Pierre Frébault : Effectivement dans le Plan, et notamment la possible utilisation des 6 milliards Fcfp, je vais présenter un plan pour la réduction des effectifs de l’administration par le biais de mesures d’incitation au départ volontaire des agents de l’administration, afin que nous puissions retrouver dès 2013, un abaissement des coûts de fonctionnement. Cela fait partie du plan de redressement.

Combien de personnels seront concernés ?

Pierre Frébault : Nous devons encore discuter avec l’Etat de l’accompagnement financier. Et puis, il s’agit de mesures d’incitations au départ volontaire...

A propos de la fermeture éventuelle du Sofitel Tahiti, quelle est votre réaction ?

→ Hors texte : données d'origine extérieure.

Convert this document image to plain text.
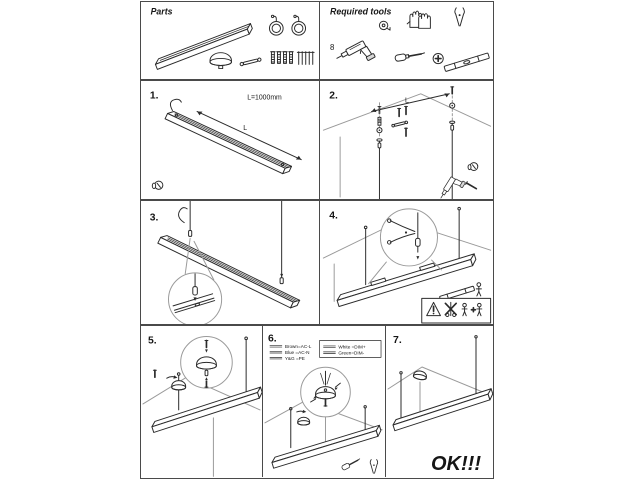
Parts	Required tools
8
1.	L=1000mm
L
2.	L
3.	4.
5.	6.
Brown=AC-L
Blue =AC-N
Y&G =PE
White =DIM+
Green=DIM-
7.
OK!!!
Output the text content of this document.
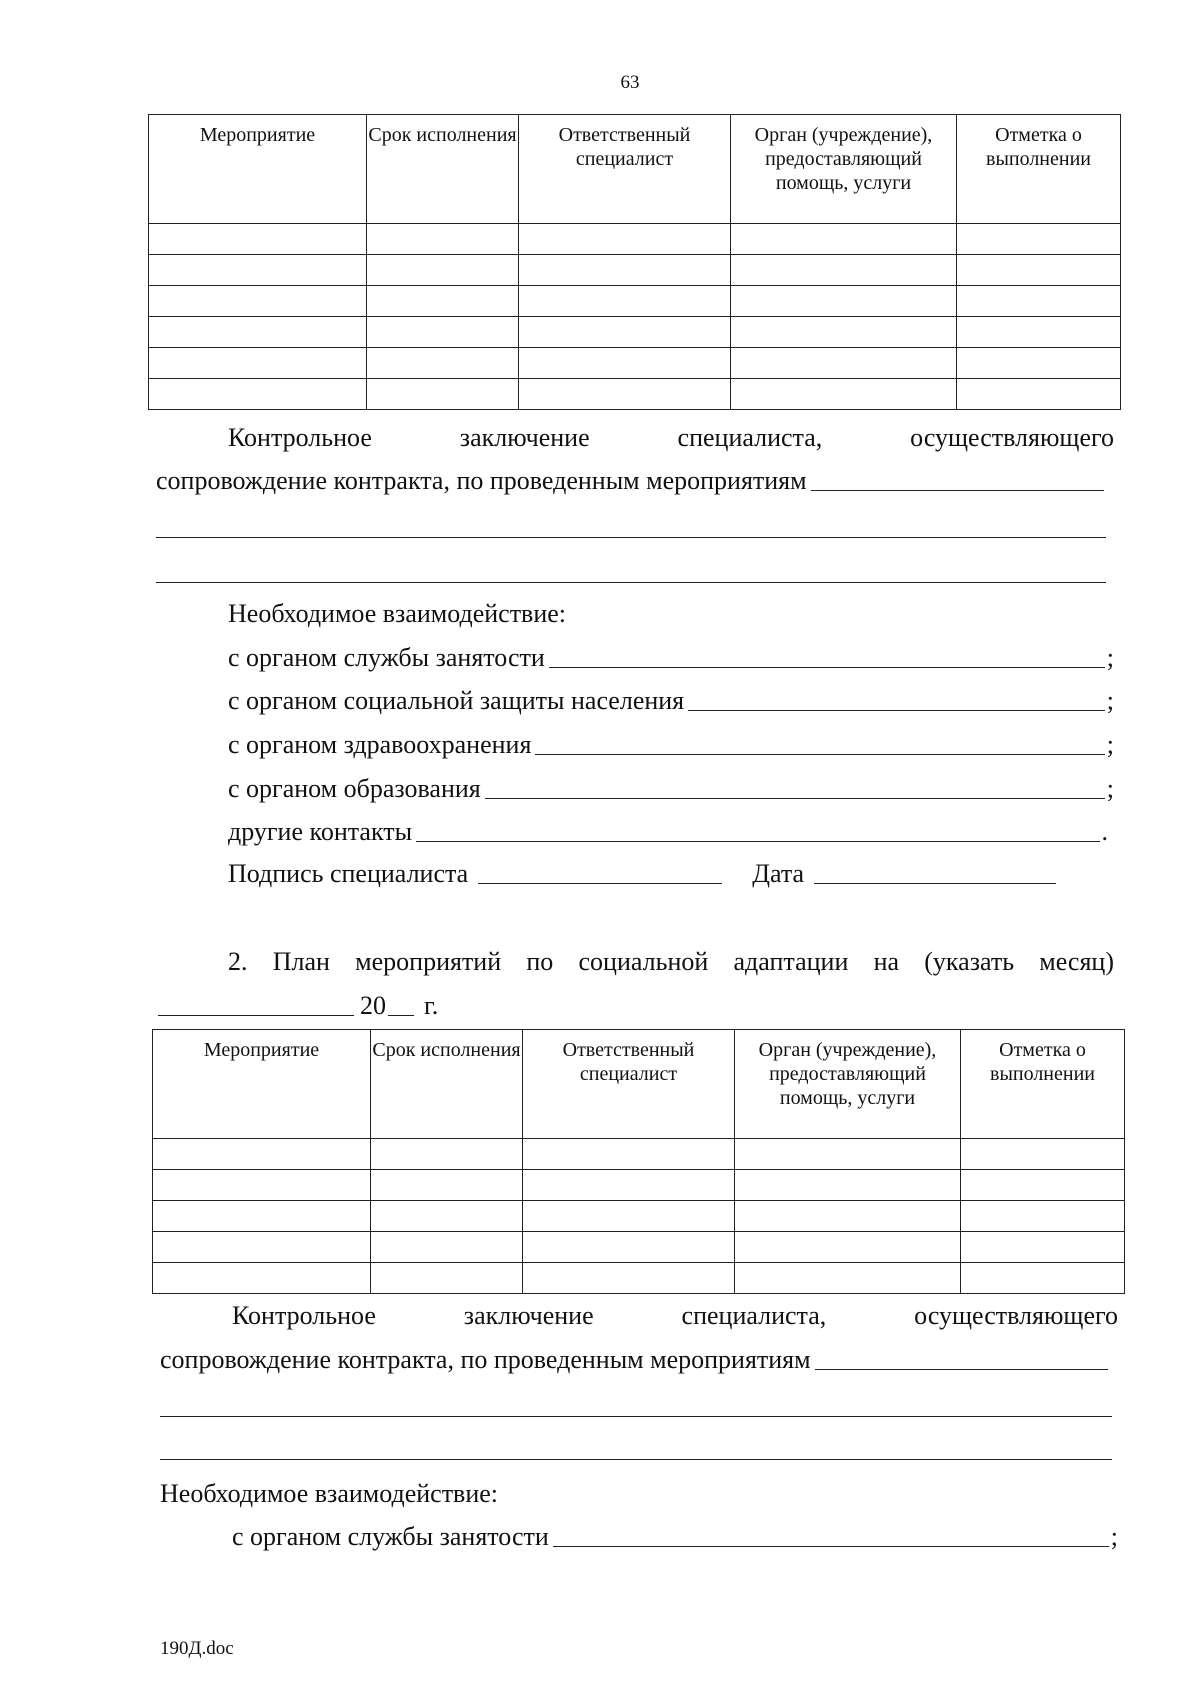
63
Мероприятие	Срок исполнения	Ответственный специалист	Орган (учреждение), предоставляющий помощь, услуги	Отметка о выполнении

Контрольное	заключение	специалиста,	осуществляющего
сопровождение контракта, по проведенным мероприятиям
Необходимое взаимодействие:
с органом службы занятости	;
с органом социальной защиты населения	;
с органом здравоохранения	;
с органом образования	;
другие контакты	.
Подпись специалиста	Дата
2. План мероприятий по социальной адаптации на (указать месяц)
20 г.
Мероприятие	Срок исполнения	Ответственный специалист	Орган (учреждение), предоставляющий помощь, услуги	Отметка о выполнении

Контрольное	заключение	специалиста,	осуществляющего
сопровождение контракта, по проведенным мероприятиям
Необходимое взаимодействие:
с органом службы занятости	;
190Д.doc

Pierre Frébault : Je crois que nous avons accompagné au mieux les entreprises hôtelières. La mise en place en urgence de l’IME a tout de même permis le recrutement de plus de 3.000 salariés dans l’hôtellerie. Je m’aperçois que le Sofitel, qui a bénéficié de mesures de défiscalisation pour sa rénovation dernièrement, en arrive à ce point là … Il me semble qu’il s’agit d’un problème interne, ou de marketing. Je suis en train de faire le point sur les modalités financières attribuées à ce groupe hôtelier. Il me semble qu’en interne ils doivent savoir exactement sur quel créneau ils se positionnent.

Tahiti infos : Allez-vous prendre rapidement contact avec le groupe ?

Pierre Frébault : Vous savez, ils vont m’appeler, ou je prendrai contact avec eux. Mais n’oublions pas qu’ils ont bénéficié de l’aide publique par le biais de la défiscalisation. Cela pose la question des aides publiques que nous distribuons aux secteurs économiques. Si c’est pour en arriver à ce résultat là...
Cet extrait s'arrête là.